Bu arada dilini kutsayamayan, dünya mirası ilan edilmiş Dedem Korkut’un arı Türkçesiyle gönenmeyen edebiyatçıyı ilk kez görüyorum. Bu dil, insanın ağzında annesinin sütüdür, Memet Fuat’tan, Tahsin Yücel’den, Melih Cevdet’ten böyle gördüm. Kaldı ki Türkçe edebiyat deyimi bile Türkçemin imkânından doğmuştur. Bizim pek hassas solcu, Türkçe yazan Ermeni şairlere ne olacağını soracak. Kimse, kimseyi Türkçe yaz diye zorlamıyor efendim. Lütfedip Ermenice yazarak Ermeni edebiyatına dahil olacaklar, daha ne olsun! 2007’de kaybettiğimiz Ermeni şair, Türk vatandaşı Zahrad (Zareh Yaldızcıyan) öyle yapıyordu.
Herkes istediği dilde yazıp yayınlar, engel yok. Zaten Türkçe edebiyatın zoru da yazınsal değil, siyasaldır. Yazar, yazdığı dilin yazarıdır. Türkçe edebiyatçı, bu deyişle “sizin Mustafa Kemal, ne mutlu Türküm diyene demiş, ben mutlu da değilim, Türk de değilim” demeye getiriyor ama farkında değil. Dil bilinci yok! Fakat Gazi Paşa, ne mutlu Türk olana değil, “diyene” demişti. Tanım belli.
Türkçe edebiyat, taraf olmaktır. Sorun hassasiyet değil, ayrıştırmak. Türkçe edebiyat, kendine yazar diyenin, edebiyatı hakir görmesi; edebiyatın dille ilişkisini reddetmektir. Selim Temo, o nefis Kürt Şiiri Antolojisi’ne “Kürtçe şiir” dememiş, sanatçının dil bilincine yakışanı yaparak kendisi dahil ülkemizdeki Türk vatandaşı hiçbir Kürt kökenli şairi kitabına almamıştır.
Tzara ve Ionesco Romendi; Appolinaire İtalyan asıllıydı; Fransızca yazdıkları için Fransız edebiyatına dahil edildiler. Sorun etmediler. Conrad ve Koestler İngiliz değildi, İngilizce yazıp İngiliz “milletini” zenginleştirdikleri için İngiliz edebiyatıyla anıldılar. Sorun etmediler.
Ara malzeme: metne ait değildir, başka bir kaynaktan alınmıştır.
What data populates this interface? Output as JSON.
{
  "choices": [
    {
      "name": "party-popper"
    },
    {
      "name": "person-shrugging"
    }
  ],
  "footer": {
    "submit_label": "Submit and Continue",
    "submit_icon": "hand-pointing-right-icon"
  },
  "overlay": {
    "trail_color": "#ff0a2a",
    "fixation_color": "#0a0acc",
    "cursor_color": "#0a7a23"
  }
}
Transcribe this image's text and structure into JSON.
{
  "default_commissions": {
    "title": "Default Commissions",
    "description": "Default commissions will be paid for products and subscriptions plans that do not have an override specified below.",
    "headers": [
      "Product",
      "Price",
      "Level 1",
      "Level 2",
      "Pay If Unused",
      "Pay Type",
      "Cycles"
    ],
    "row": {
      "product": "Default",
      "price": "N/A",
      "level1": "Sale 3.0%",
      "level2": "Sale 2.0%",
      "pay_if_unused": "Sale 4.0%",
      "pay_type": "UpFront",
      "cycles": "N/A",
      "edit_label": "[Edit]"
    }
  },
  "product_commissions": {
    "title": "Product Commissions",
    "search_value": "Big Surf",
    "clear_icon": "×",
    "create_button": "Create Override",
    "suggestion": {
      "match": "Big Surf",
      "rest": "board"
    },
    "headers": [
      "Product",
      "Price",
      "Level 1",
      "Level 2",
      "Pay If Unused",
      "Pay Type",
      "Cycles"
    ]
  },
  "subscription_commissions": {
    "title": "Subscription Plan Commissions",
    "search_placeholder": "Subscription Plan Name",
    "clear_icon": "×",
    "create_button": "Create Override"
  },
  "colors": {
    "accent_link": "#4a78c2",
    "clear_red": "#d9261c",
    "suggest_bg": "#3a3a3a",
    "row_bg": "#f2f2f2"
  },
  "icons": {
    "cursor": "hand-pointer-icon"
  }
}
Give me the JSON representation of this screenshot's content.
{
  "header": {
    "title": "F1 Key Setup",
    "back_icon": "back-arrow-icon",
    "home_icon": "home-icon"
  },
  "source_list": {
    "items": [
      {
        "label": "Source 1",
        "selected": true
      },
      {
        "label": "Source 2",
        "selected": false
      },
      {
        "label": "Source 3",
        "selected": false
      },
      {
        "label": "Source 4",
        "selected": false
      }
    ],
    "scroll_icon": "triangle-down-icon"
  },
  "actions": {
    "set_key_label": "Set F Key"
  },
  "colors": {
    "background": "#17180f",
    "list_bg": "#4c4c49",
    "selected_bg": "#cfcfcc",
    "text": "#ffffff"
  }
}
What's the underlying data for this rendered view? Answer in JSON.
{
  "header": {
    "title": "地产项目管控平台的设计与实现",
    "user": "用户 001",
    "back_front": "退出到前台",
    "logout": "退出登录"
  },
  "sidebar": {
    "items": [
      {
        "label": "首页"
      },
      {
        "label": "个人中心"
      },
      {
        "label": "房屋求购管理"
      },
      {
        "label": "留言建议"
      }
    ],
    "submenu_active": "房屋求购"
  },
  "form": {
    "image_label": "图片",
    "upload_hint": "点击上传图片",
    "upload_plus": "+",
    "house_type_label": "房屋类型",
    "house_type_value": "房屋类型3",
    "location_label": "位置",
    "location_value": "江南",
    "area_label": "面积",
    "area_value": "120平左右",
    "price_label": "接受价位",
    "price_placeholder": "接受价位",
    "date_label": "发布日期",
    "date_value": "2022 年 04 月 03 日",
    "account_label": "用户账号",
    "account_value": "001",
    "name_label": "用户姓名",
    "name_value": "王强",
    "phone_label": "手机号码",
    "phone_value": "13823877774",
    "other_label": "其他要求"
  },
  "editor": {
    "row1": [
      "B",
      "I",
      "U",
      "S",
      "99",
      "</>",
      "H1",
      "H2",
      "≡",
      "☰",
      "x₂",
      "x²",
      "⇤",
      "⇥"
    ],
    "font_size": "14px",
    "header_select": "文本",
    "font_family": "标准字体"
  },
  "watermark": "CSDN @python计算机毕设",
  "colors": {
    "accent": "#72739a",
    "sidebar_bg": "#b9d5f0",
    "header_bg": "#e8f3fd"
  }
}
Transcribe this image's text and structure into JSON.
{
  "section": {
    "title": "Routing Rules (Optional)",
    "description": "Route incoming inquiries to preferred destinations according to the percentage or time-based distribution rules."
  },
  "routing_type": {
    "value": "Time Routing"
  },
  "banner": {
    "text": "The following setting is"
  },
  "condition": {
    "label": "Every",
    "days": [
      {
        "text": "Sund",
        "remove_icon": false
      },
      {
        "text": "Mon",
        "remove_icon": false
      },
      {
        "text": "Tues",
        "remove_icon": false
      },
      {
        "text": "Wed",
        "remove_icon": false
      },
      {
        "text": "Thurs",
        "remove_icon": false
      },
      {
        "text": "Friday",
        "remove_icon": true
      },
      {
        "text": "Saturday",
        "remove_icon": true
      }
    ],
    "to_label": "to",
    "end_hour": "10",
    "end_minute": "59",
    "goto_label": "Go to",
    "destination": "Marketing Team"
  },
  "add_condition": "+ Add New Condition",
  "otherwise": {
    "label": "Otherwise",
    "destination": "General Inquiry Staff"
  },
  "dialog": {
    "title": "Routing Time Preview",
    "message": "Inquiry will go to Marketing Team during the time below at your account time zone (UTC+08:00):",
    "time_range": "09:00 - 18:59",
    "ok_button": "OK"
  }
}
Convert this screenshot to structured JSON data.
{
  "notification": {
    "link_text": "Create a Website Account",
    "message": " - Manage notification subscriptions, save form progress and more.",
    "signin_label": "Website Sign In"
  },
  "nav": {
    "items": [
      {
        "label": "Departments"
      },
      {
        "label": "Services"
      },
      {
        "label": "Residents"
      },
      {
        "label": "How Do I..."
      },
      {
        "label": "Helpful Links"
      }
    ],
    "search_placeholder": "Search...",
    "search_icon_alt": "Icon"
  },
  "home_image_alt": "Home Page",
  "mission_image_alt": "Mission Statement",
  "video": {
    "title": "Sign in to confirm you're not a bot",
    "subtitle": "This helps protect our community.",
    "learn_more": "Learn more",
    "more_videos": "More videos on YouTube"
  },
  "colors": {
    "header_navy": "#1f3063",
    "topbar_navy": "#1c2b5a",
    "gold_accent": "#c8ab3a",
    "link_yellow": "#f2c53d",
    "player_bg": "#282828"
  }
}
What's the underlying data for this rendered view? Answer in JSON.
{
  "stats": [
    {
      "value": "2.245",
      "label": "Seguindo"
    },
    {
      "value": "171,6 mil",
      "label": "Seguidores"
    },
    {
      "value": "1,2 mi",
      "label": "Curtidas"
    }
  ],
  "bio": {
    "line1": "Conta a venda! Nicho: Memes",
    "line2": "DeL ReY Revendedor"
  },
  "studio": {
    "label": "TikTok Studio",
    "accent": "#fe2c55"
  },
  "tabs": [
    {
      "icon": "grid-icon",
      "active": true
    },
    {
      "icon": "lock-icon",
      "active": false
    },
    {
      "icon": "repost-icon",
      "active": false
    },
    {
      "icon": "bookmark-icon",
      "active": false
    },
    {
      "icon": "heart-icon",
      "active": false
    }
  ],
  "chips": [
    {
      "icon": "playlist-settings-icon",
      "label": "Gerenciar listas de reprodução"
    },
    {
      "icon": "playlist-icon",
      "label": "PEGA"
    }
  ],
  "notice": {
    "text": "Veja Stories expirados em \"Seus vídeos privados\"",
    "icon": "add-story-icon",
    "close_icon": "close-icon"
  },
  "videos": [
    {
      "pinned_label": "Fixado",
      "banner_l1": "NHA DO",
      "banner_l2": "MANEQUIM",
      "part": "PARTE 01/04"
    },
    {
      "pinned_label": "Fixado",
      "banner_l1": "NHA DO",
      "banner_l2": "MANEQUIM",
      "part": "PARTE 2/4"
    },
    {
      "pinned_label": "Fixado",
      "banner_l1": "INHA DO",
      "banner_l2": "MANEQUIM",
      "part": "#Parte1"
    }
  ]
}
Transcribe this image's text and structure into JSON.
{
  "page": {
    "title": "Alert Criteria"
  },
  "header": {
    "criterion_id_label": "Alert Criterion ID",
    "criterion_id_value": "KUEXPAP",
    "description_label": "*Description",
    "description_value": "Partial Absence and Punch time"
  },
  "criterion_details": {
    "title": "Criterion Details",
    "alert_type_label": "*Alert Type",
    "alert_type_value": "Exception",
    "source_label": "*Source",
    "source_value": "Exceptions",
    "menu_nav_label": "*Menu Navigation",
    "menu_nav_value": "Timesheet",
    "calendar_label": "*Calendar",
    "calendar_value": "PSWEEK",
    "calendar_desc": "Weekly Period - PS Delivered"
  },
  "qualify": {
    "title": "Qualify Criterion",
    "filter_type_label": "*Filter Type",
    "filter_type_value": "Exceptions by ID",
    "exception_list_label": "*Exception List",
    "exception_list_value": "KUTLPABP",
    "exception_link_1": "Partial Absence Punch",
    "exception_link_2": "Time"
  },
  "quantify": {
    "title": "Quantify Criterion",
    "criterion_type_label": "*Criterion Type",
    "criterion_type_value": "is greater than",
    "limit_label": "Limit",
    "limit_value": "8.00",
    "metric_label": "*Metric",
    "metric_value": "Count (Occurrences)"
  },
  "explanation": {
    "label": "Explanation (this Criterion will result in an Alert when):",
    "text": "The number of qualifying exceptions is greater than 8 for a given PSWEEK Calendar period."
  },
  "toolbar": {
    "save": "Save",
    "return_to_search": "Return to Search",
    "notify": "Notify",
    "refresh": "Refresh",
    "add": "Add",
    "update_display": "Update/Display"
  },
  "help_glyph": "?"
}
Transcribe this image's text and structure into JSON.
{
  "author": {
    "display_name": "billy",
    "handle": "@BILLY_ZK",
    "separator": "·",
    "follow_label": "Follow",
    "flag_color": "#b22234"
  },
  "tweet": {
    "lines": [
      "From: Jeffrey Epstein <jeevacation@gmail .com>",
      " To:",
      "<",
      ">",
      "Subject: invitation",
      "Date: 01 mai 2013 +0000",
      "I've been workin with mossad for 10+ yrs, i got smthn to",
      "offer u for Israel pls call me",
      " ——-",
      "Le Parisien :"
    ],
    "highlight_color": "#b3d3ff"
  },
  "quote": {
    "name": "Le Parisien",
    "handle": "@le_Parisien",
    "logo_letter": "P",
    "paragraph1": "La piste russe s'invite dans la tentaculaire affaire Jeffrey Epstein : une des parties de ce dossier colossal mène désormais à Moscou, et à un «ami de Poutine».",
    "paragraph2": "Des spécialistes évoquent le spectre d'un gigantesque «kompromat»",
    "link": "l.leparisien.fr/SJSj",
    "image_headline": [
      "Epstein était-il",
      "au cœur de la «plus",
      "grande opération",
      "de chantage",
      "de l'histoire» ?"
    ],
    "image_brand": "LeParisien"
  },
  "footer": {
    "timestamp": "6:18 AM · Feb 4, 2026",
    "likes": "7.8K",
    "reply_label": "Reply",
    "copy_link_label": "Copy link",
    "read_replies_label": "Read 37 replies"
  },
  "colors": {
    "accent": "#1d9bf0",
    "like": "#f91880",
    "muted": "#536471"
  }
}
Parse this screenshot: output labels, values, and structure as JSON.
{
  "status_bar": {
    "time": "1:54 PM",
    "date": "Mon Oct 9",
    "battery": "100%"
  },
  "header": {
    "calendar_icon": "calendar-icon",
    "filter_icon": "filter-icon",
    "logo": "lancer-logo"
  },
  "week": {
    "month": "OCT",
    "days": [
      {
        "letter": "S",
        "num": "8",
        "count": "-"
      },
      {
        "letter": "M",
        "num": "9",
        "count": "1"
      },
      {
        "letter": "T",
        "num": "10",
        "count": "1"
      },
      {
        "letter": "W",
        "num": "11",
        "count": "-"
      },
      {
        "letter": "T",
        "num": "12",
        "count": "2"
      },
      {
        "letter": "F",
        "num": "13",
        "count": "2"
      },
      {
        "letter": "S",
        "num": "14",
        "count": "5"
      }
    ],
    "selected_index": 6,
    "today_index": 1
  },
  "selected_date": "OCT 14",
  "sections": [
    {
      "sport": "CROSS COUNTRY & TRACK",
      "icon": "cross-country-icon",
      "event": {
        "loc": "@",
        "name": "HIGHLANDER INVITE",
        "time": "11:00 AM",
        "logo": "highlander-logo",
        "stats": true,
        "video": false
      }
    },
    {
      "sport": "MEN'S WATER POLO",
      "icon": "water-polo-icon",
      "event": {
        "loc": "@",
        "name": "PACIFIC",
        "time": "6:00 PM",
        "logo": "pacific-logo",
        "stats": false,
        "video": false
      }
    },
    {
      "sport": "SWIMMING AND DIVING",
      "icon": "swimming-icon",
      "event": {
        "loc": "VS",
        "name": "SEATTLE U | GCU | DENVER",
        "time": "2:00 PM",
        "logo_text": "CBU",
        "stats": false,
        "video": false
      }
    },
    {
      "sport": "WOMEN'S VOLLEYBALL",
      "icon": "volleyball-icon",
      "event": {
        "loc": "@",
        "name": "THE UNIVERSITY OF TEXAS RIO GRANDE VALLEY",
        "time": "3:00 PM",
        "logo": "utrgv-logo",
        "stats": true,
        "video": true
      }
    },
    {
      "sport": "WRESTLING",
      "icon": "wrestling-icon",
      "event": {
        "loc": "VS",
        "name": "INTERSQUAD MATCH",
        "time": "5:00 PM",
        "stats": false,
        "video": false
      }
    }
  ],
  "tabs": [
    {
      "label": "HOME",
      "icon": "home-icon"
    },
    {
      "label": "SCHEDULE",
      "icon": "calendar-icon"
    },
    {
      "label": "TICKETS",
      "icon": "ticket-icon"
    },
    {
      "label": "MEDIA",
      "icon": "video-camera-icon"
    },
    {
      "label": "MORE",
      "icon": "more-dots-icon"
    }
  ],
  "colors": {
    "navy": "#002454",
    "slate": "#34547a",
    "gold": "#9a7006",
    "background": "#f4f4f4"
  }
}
Türkçe edebiyat rezilliği, cumhuriyeti kuran Türk halkından değilim, o tarafı seçmiyorum demektir. Yazın, etnik kökenle değil, kullanılan dille ilgilenir.
Kafayı kimlikle yiyenlere öneri: Saroyan, Amerikan diliyle yazdığından Amerikan edebiyatı yazarıdır. Bitti! Çünkü, yazarlığını Ermeni oluşuna değil, Amerikan diline borçludur. Becerebiliyorsan yazarlık, asılla değil, dille yapılır, dili de o dili konuşan millet anlar. Beceremiyorsan kimlik siyasetinin bok çukurunda debelenir durursun. Açıktır, bu kadardır, budur!